Almost one in three Irish people believe anyone who tests positive for Covid-19 is to blame for contracting the illness and has either been reckless or careless, according to a piece of research published this morning.
The survey from the Economic and Social Research Institute (ESRI) also points to a widespread misunderstanding of how the test and trace system operates.
It suggests that almost 50 per cent of people are unaware that calling a GP to discuss symptoms is free of charge while more than a third of people wrongly believing they will have to pay for a Covid-19 test if it is recommended by their doctor.
The research group has warned that the wrongly perceived costs and the misplaced stigma that many attach to a positive diagnosis could be making a significant number of people who experience symptoms of the illness from getting tested.
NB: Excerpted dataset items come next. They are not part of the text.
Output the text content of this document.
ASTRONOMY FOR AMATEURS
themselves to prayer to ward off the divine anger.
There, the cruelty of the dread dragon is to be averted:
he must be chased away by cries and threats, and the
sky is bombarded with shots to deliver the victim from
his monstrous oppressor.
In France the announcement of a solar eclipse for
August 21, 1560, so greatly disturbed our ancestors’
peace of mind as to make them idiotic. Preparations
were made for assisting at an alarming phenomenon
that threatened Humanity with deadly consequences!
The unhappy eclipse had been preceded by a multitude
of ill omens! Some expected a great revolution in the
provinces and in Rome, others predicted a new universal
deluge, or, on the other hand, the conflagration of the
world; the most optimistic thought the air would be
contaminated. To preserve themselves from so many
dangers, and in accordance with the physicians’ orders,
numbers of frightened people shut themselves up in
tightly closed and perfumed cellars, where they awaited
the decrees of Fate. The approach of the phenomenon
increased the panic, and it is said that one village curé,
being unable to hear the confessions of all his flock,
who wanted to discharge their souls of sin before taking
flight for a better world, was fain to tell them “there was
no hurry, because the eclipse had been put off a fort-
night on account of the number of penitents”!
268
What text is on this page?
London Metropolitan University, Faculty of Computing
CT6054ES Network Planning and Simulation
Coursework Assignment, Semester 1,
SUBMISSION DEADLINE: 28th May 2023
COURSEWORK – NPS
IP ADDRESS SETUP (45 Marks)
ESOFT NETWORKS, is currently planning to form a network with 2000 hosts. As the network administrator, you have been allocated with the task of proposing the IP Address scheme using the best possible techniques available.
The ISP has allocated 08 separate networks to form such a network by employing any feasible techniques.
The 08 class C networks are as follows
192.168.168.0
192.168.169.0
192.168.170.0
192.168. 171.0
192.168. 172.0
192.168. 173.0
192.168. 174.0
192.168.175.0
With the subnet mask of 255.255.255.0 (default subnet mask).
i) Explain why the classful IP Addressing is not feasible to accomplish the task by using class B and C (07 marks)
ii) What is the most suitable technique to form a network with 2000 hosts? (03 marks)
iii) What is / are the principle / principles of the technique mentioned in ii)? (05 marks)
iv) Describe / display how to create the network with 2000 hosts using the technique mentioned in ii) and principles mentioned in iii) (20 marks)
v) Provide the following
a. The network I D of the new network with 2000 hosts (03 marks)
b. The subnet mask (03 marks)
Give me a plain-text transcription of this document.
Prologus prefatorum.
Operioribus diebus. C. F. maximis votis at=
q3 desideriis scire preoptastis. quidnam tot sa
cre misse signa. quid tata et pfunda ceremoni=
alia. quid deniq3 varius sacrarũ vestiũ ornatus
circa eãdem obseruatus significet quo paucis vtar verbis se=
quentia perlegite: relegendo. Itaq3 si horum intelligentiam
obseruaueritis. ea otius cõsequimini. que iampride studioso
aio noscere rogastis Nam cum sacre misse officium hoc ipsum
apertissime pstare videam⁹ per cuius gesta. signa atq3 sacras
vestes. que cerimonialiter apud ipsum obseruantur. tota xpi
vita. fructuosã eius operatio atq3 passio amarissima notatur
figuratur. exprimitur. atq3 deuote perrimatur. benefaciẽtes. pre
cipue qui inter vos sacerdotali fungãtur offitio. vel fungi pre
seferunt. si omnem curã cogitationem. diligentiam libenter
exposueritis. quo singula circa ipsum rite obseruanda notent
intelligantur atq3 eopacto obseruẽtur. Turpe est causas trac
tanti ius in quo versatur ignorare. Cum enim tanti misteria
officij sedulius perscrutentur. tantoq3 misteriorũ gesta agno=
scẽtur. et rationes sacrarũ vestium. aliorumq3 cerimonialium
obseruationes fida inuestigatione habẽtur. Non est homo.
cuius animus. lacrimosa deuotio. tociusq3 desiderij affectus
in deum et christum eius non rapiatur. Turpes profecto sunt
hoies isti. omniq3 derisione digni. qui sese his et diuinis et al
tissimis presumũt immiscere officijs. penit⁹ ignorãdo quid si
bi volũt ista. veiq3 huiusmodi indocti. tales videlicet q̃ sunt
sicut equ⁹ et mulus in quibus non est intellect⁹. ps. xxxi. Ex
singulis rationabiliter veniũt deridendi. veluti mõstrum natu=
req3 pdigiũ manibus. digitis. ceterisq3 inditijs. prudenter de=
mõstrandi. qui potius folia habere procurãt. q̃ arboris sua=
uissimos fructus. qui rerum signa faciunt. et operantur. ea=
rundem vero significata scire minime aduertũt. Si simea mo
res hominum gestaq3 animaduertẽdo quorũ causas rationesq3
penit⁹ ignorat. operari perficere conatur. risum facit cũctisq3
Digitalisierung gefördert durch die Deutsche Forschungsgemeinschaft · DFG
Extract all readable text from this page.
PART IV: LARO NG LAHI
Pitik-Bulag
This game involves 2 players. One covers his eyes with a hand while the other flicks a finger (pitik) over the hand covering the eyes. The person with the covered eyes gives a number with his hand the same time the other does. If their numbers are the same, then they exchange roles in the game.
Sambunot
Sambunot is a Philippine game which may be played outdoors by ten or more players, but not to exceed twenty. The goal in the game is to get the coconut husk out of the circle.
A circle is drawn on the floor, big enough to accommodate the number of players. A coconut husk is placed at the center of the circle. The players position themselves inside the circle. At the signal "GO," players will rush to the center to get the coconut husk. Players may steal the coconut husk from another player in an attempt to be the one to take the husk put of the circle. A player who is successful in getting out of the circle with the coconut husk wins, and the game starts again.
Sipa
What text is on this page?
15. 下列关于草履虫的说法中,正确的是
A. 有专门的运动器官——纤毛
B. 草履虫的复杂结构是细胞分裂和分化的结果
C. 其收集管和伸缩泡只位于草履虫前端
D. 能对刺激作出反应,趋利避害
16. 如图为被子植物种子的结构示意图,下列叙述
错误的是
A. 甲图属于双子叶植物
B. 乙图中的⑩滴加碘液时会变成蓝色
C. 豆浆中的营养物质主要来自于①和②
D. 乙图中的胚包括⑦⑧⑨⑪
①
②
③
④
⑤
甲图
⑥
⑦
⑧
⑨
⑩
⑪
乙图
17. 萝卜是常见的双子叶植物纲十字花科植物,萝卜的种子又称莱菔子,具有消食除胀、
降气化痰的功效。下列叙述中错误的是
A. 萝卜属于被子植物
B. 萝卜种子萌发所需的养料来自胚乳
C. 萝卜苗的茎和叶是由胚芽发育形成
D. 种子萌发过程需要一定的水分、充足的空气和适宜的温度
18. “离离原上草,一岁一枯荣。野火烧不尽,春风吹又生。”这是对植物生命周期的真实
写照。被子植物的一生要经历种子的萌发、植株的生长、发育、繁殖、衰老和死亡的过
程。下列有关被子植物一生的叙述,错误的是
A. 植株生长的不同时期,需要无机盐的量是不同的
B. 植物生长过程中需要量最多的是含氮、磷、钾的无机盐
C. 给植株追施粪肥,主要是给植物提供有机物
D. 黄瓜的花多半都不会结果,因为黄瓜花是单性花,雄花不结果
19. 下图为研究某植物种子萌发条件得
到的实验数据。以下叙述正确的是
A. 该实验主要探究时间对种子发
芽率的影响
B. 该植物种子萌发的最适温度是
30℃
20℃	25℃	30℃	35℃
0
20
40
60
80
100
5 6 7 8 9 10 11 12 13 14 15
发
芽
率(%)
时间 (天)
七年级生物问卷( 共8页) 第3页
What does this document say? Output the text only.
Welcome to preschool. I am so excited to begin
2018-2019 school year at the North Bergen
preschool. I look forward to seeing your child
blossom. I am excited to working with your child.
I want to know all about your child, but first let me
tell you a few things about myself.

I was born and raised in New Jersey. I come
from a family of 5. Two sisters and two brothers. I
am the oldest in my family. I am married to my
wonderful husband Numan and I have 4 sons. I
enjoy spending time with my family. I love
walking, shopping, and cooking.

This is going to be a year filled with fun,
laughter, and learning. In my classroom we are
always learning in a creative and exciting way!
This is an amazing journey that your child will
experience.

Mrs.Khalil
The findings, based on a nationally representative survey of 1,000 adults in Ireland carried out in early July, examined public understanding of the Covid-19 test-and-trace system in order to identify potential barriers to engagement.
Respondents were asked about each stage of the process, from arranging a test to getting results and notifying close contacts if necessary.
The study found that while there is overwhelming public support for the system, just 3 per cent of those polled were able to answer all comprehension questions correctly.
Younger adults were more likely to be affected by the issues identified, said the ESRI.
People in their 20s and 30s were less likely to know the GP consultation was free, more likely to believe getting tested would be a hassle and uncomfortable, more pessimistic about result wait times and more worried about being identified by their close contacts.
What else does the research show?
Despite how easily the virus spreads, more than 70 per cent of people across all socio-demographic groups said someone who contracts Covid-19 has been careless or reckless in following public health advice, the research indicates.
"The public overwhelmingly agree that the Test-and-Trace system is vital for controlling the spread of Covid-19," said Dr Shane Timmons of the ESRI's Behavioural Research Unit. "But misconceptions about the system could mean people don't seek a test as quickly as possible."
He said that people needed to be reminded that they should always call any GP or out-of-hours service straight away if they suspect they might have symptoms. “Doing so is free and can help make sure you don’t spread the virus to someone else,” he said.